GlaxoSmithKline has also been struggling in Europe with its “bubble boy syndrome” gene therapy Strimvelis. Mindful of Glybera’s cost, GSK put its price tag at half that of Glybera, at $665,000, and also offered a money-back guarantee.

It’s been approved in Europe for nearly a year, but it only treated its first patient this month, according to Business Insider.

Treatment is tough as the drug is not so much manufactured as it is “created” for each individual patient, with a site in Italy currently the only approved site in the world for this type of manufacture, and thus the only place where patients can be treated. Only around 15 patients in Europe are believed to have the condition.

Other biotechs are however working on the manufacturing side in order to try and make these therapies more available for patients, and thus open up their viability.
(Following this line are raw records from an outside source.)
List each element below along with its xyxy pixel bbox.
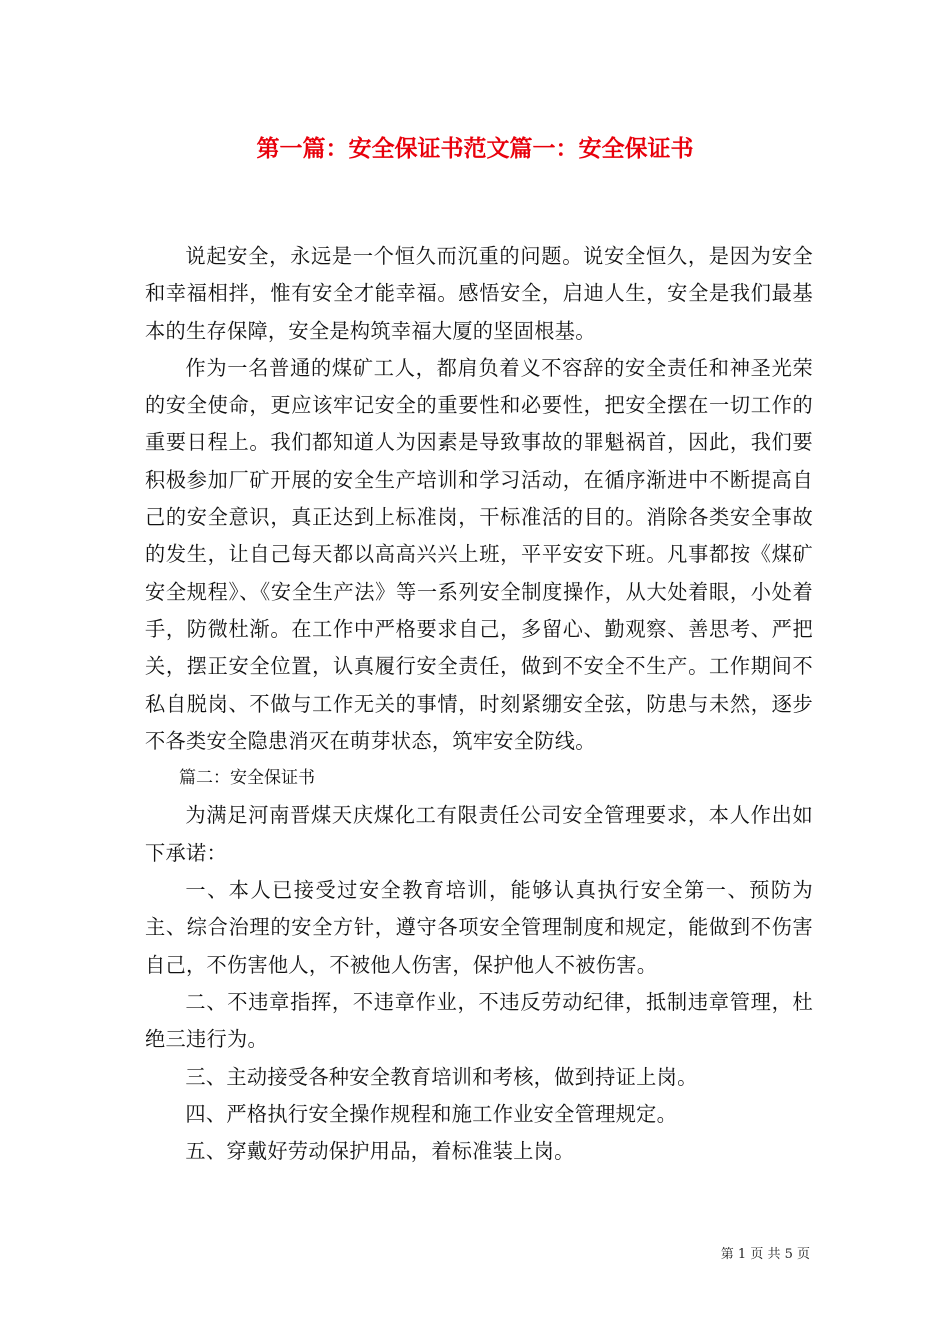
commitment-item-2: 二、不违章指挥，不违章作业，不违反劳动纪律，抵制违章管理，杜绝三违行为。 [145, 989, 813, 1052]
page-number-footer: 第 1 页 共 5 页 [720, 1247, 810, 1262]
document-title: 第一篇：安全保证书范文篇一：安全保证书 [256, 136, 694, 162]
section-heading-part-two: 篇二：安全保证书 [179, 768, 315, 789]
commitment-item-4: 四、严格执行安全操作规程和施工作业安全管理规定。 [185, 1101, 678, 1126]
paragraph-worker-duty: 作为一名普通的煤矿工人，都肩负着义不容辞的安全责任和神圣光荣的安全使命，更应该牢记安全的重要性和必要性，把安全摆在一切工作的重要日程上。我们都知道人为因素是导致事故的罪魁祸首，因此，我们要积极参加厂矿开展的安全生产培训和学习活动，在循序渐进中不断提高自己的安全意识，真正达到上标准岗，干标准活的目的。消除各类安全事故的发生，让自己每天都以高高兴兴上班，平平安安下班。凡事都按《煤矿安全规程》、《安全生产法》等一系列安全制度操作，从大处着眼，小处着手，防微杜渐。在工作中严格要求自己，多留心、勤观察、善思考、严把关，摆正安全位置，认真履行安全责任，做到不安全不生产。工作期间不私自脱岗、不做与工作无关的事情，时刻紧绷安全弦，防患与未然，逐步不各类安全隐患消灭在萌芽状态，筑牢安全防线。 [145, 355, 813, 753]
commitment-item-3: 三、主动接受各种安全教育培训和考核，做到持证上岗。 [185, 1064, 698, 1089]
paragraph-commitment-intro: 为满足河南晋煤天庆煤化工有限责任公司安全管理要求，本人作出如下承诺： [145, 803, 813, 865]
paragraph-intro: 说起安全，永远是一个恒久而沉重的问题。说安全恒久，是因为安全和幸福相拌，惟有安全才能幸福。感悟安全，启迪人生，安全是我们最基本的生存保障，安全是构筑幸福大厦的坚固根基。 [145, 244, 813, 343]
commitment-item-1: 一、本人已接受过安全教育培训，能够认真执行安全第一、预防为主、综合治理的安全方针，遵守各项安全管理制度和规定，能做到不伤害自己，不伤害他人，不被他人伤害，保护他人不被伤害。 [145, 878, 813, 977]
document-body [145, 238, 813, 1170]
commitment-item-5: 五、穿戴好劳动保护用品，着标准装上岗。 [185, 1139, 575, 1164]
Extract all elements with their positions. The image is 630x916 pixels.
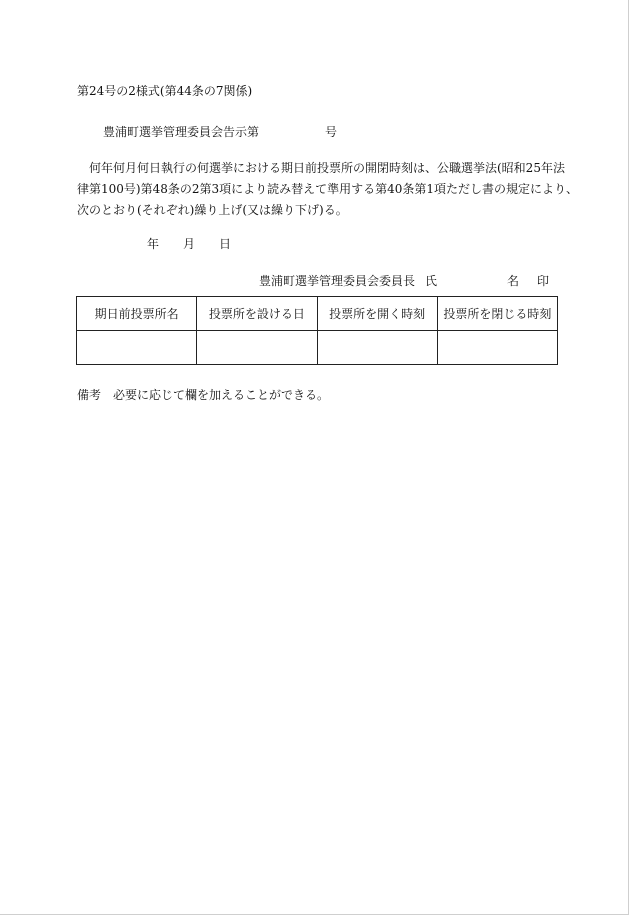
remarks-label: 備考	[77, 388, 102, 402]
body-line: 何年何月何日執行の何選挙における期日前投票所の開閉時刻は、公職選挙法(昭和25年法	[89, 161, 565, 175]
table-header-cell: 期日前投票所名	[77, 297, 197, 331]
notice-body	[77, 158, 579, 221]
signer-title: 豊浦町選挙管理委員会委員長	[259, 274, 416, 288]
table-header-cell: 投票所を開く時刻	[317, 297, 437, 331]
notice-number-line	[103, 123, 337, 140]
table-header-row	[77, 297, 558, 331]
remarks-line	[77, 386, 329, 403]
table-header-cell: 投票所を閉じる時刻	[437, 297, 557, 331]
signer-line	[259, 272, 549, 289]
date-year-label: 年	[147, 237, 160, 251]
seal-label: 印	[537, 274, 550, 288]
table-row	[77, 331, 558, 365]
date-month-label: 月	[183, 237, 196, 251]
date-day-label: 日	[219, 237, 232, 251]
polling-hours-table	[76, 296, 558, 365]
table-header-cell: 投票所を設ける日	[197, 297, 317, 331]
notice-prefix: 豊浦町選挙管理委員会告示第	[103, 125, 260, 139]
notice-suffix: 号	[325, 125, 338, 139]
signer-name-label: 氏	[425, 274, 438, 288]
body-line: 次のとおり(それぞれ)繰り上げ(又は繰り下げ)る。	[77, 203, 348, 217]
signer-seal-name: 名	[507, 274, 520, 288]
body-line: 律第100号)第48条の2第3項により読み替えて準用する第40条第1項ただし書の規定により、	[77, 182, 579, 196]
table-cell	[437, 331, 557, 365]
table-cell	[77, 331, 197, 365]
form-number: 第24号の2様式(第44条の7関係)	[77, 84, 253, 98]
table-cell	[197, 331, 317, 365]
remarks-text: 必要に応じて欄を加えることができる。	[113, 388, 330, 402]
table-cell	[317, 331, 437, 365]
date-line	[147, 235, 231, 252]
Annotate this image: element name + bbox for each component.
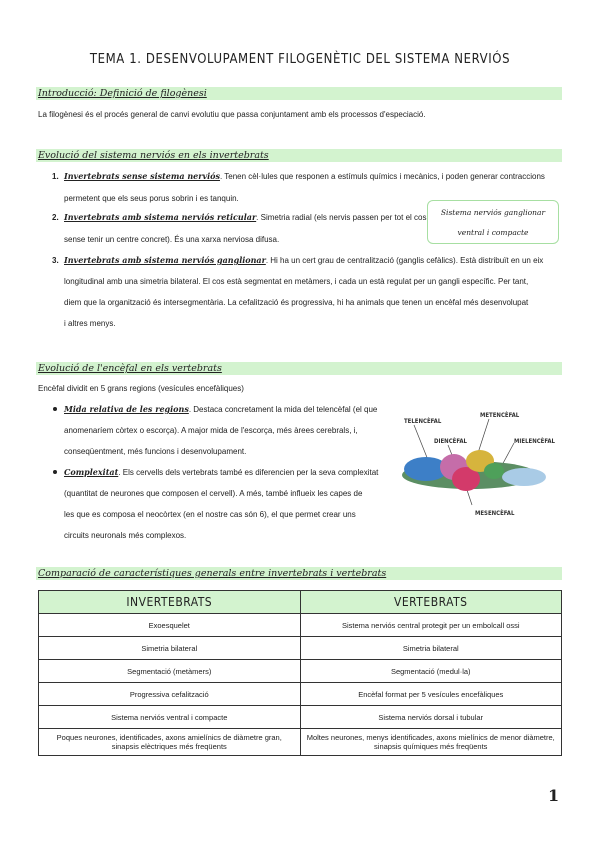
column-header-vertebrates: VERTEBRATS — [300, 591, 562, 614]
comparison-table — [38, 590, 562, 756]
bullet — [53, 470, 57, 474]
intro-text: La filogènesi és el procés general de canvi evolutiu que passa conjuntament amb els processos d'especiació. — [38, 110, 426, 119]
cerebellum-shape — [484, 463, 504, 479]
section-heading-invertebrates: Evolució del sistema nerviós en els invertebrats — [36, 149, 562, 162]
table-cell: Segmentació (medul·la) — [300, 660, 562, 683]
term: Invertebrats sense sistema nerviós — [64, 171, 220, 181]
term: Complexitat — [64, 467, 119, 477]
table-cell: Moltes neurones, menys identificades, axons mielínics de menor diàmetre, sinapsis químiques més freqüents — [300, 729, 562, 756]
column-header-invertebrates: INVERTEBRATS — [39, 591, 301, 614]
section-heading-comparison: Comparació de característiques generals entre invertebrats i vertebrats — [36, 567, 562, 580]
label-diencefal: DIENCÈFAL — [434, 438, 467, 445]
table-cell: Sistema nerviós central protegit per un embolcall ossi — [300, 614, 562, 637]
label-mesencefal: MESENCÈFAL — [475, 510, 515, 517]
table-cell: Sistema nerviós dorsal i tubular — [300, 706, 562, 729]
table-row — [39, 660, 562, 683]
term: Invertebrats amb sistema nerviós ganglionar — [64, 255, 266, 265]
table-cell: Encèfal format per 5 vesícules encefàliques — [300, 683, 562, 706]
table-row — [39, 683, 562, 706]
table-cell: Simetria bilateral — [300, 637, 562, 660]
table-header-row — [39, 591, 562, 614]
table-row — [39, 706, 562, 729]
label-metencefal: METENCÈFAL — [480, 412, 520, 419]
section-heading-introduction: Introducció: Definició de filogènesi — [36, 87, 562, 100]
table-cell: Progressiva cefalització — [39, 683, 301, 706]
myelencephalon-shape — [502, 468, 546, 486]
table-row — [39, 637, 562, 660]
term: Invertebrats amb sistema nerviós reticular — [64, 212, 257, 222]
vertebrates-intro: Encèfal dividit en 5 grans regions (vesícules encefàliques) — [38, 384, 244, 393]
table-cell: Poques neurones, identificades, axons amielínics de diàmetre gran, sinapsis elèctriques més freqüents — [39, 729, 301, 756]
table-cell: Sistema nerviós ventral i compacte — [39, 706, 301, 729]
table-row — [39, 614, 562, 637]
table-cell: Simetria bilateral — [39, 637, 301, 660]
table-row — [39, 729, 562, 756]
table-cell: Exoesquelet — [39, 614, 301, 637]
table-cell: Segmentació (metàmers) — [39, 660, 301, 683]
page-number: 1 — [548, 786, 560, 805]
page-title: TEMA 1. DESENVOLUPAMENT FILOGENÈTIC DEL SISTEMA NERVIÓS — [89, 52, 511, 67]
label-telencefal: TELENCÈFAL — [404, 418, 442, 425]
term: Mida relativa de les regions — [64, 404, 189, 414]
label-mielencefal: MIELENCÈFAL — [514, 438, 555, 445]
margin-note: Sistema nerviós ganglionar ventral i compacte — [427, 200, 559, 244]
section-heading-vertebrates: Evolució de l'encèfal en els vertebrats — [36, 362, 562, 375]
bullet — [53, 407, 57, 411]
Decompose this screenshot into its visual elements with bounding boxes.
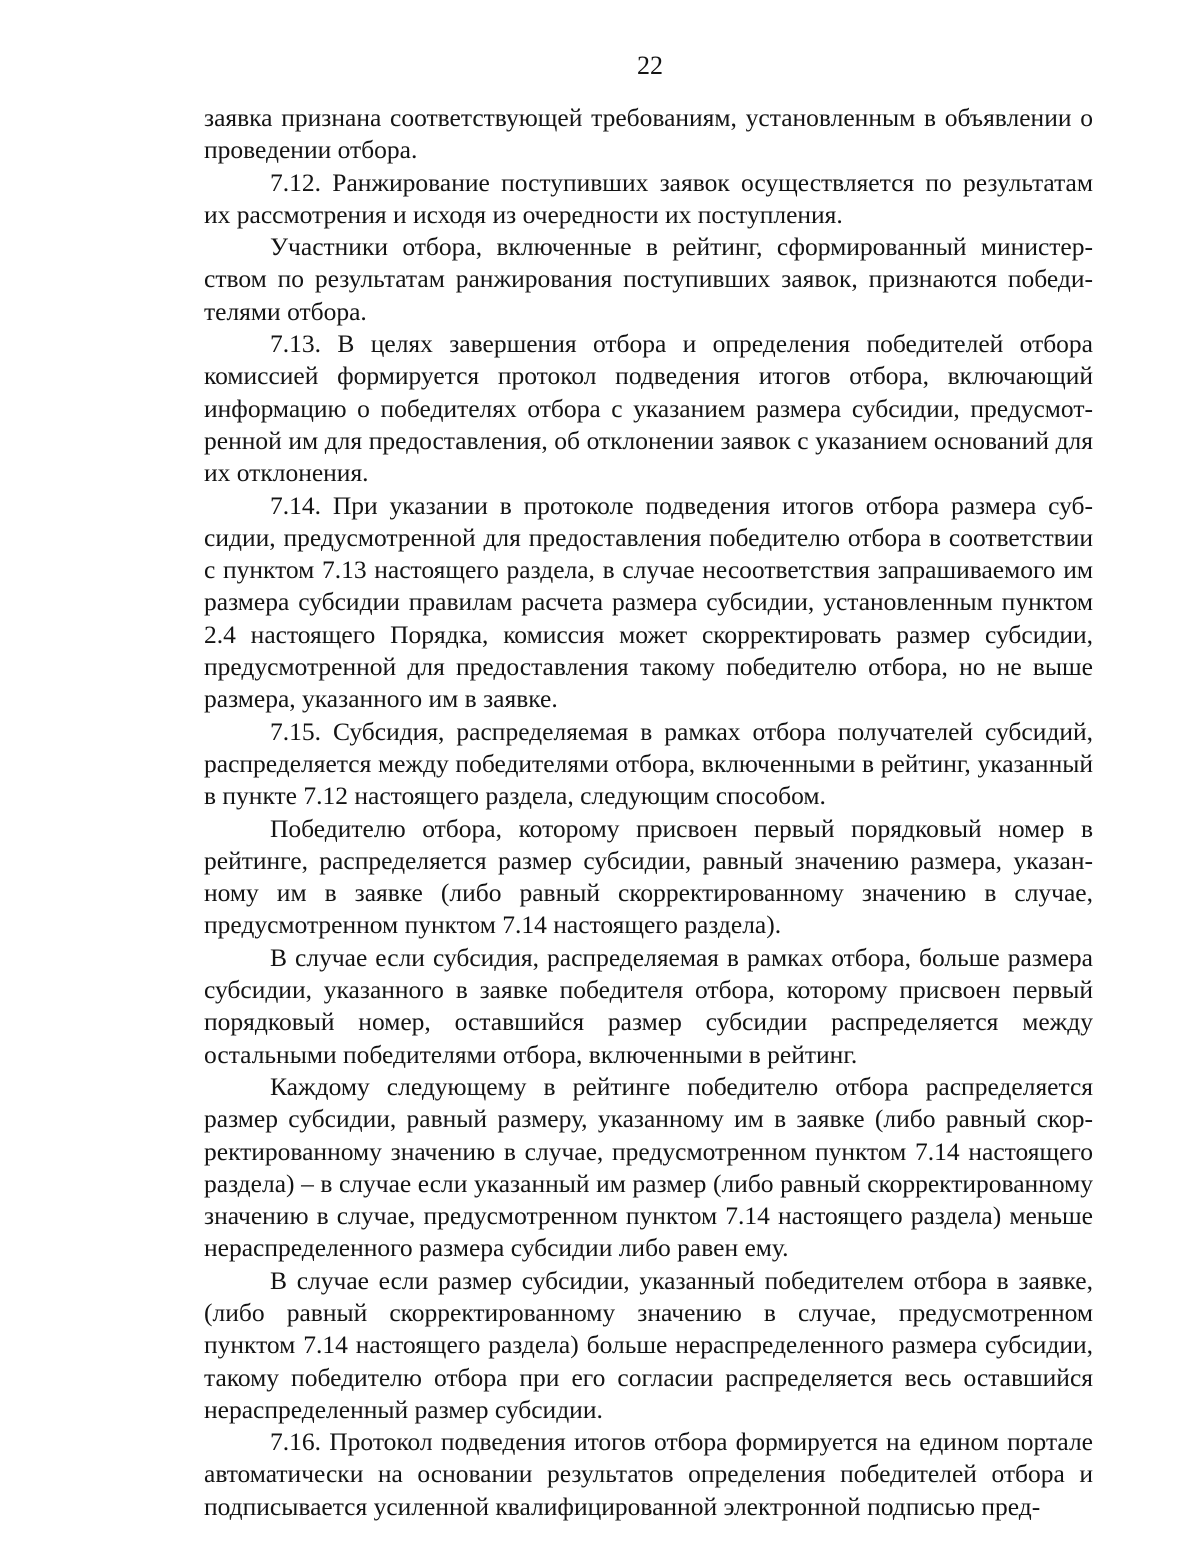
paragraph-participants-rating: Участники отбора, включенные в рейтинг, сформированный министерством по результатам ранжирования поступивших заявок, признаются победителями отбора. bbox=[204, 232, 1093, 326]
paragraph-7-13: 7.13. В целях завершения отбора и определения победителей отбора комиссией формируется протокол подведения итогов отбора, включающий информацию о победителях отбора с указанием размера субсидии, предусмотренной им для предоставления, об отклонении заявок с указанием оснований для их отклонения. bbox=[204, 329, 1093, 488]
page-number: 22 bbox=[637, 51, 663, 80]
paragraph-each-next-winner: Каждому следующему в рейтинге победителю отбора распределяется размер субсидии, равный размеру, указанному им в заявке (либо равный скорректированному значению в случае, предусмотренном пунктом 7.14 настоящего раздела) – в случае если указанный им размер (либо равный скорректированному значению в случае, предусмотренном пунктом 7.14 настоящего раздела) меньше нераспределенного размера субсидии либо равен ему. bbox=[204, 1071, 1093, 1263]
paragraph-exceeding-amount: В случае если размер субсидии, указанный победителем отбора в заявке, (либо равный скорректированному значению в случае, предусмотренном пунктом 7.14 настоящего раздела) больше нераспределенного размера субсидии, такому победителю отбора при его согласии распределяется весь оставшийся нераспределенный размер субсидии. bbox=[204, 1265, 1093, 1424]
document-body bbox=[204, 102, 1093, 1523]
paragraph-continuation: заявка признана соответствующей требованиям, установленным в объявлении о проведении отбора. bbox=[204, 103, 1093, 165]
paragraph-remaining-subsidy: В случае если субсидия, распределяемая в рамках отбора, больше размера субсидии, указанного в заявке победителя отбора, которому присвоен первый порядковый номер, оставшийся размер субсидии распределяется между остальными победителями отбора, включенными в рейтинг. bbox=[204, 942, 1093, 1069]
paragraph-first-winner: Победителю отбора, которому присвоен первый порядковый номер в рейтинге, распределяется размер субсидии, равный значению размера, указанному им в заявке (либо равный скорректированному значению в случае, предусмотренном пунктом 7.14 настоящего раздела). bbox=[204, 813, 1093, 940]
paragraph-7-15: 7.15. Субсидия, распределяемая в рамках отбора получателей субсидий, распределяется между победителями отбора, включенными в рейтинг, указанный в пункте 7.12 настоящего раздела, следующим способом. bbox=[204, 716, 1093, 811]
paragraph-7-16: 7.16. Протокол подведения итогов отбора формируется на едином портале автоматически на основании результатов определения победителей отбора и подписывается усиленной квалифицированной электронной подписью пред- bbox=[204, 1427, 1093, 1521]
paragraph-7-14: 7.14. При указании в протоколе подведения итогов отбора размера субсидии, предусмотренной для предоставления победителю отбора в соответствии с пунктом 7.13 настоящего раздела, в случае несоответствия запрашиваемого им размера субсидии правилам расчета размера субсидии, установленным пунктом 2.4 настоящего Порядка, комиссия может скорректировать размер субсидии, предусмотренной для предоставления такому победителю отбора, но не выше размера, указанного им в заявке. bbox=[204, 490, 1093, 714]
paragraph-7-12: 7.12. Ранжирование поступивших заявок осуществляется по результатам их рассмотрения и исходя из очередности их поступления. bbox=[204, 167, 1093, 229]
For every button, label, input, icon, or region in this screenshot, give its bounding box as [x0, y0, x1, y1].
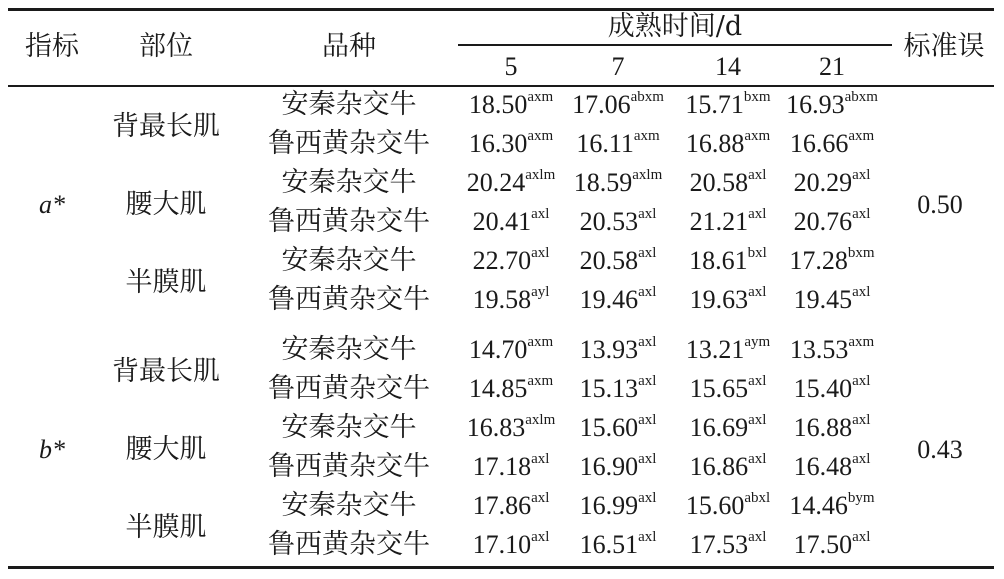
significance-letters: axm	[848, 128, 875, 145]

There are already a number of medications on the market for hemophilia, such as from Biogen spin-off Bioverativ and Sobi, with gene therapy predicted by some also working in the space, including uniQure and BioMarin, to be the next class for treating the blood disorder.

But speaking to FierceBiotech at the start of the year, Bioverativ’s new chief and former Biogen exec John Cox told me that while they are to working on gene therapy approaches to hemophilia, there are reasons to be cautious: “There are of course question marks over gene therapy: The obvious one is safety, because of the history here, and this is a risk-averse population, for good reason, and the other question is naturally over efficacy, and how long does it last, as well as manufacturing, scale and so on.

“We’re all hoping for a cure, and of course we’re doing work on gene therapy now, but I don’t think people are looking at these now as a permanent cure; the questions are over durability, rather than cure.”

He said that investors and even doctors talk a lot about gene therapy in the hemophilia space, but that if you talk to hemophilia A patients about what they really want, “being able to dose, once a week [which is the target with its candidate, or even just less frequently, is what they want.”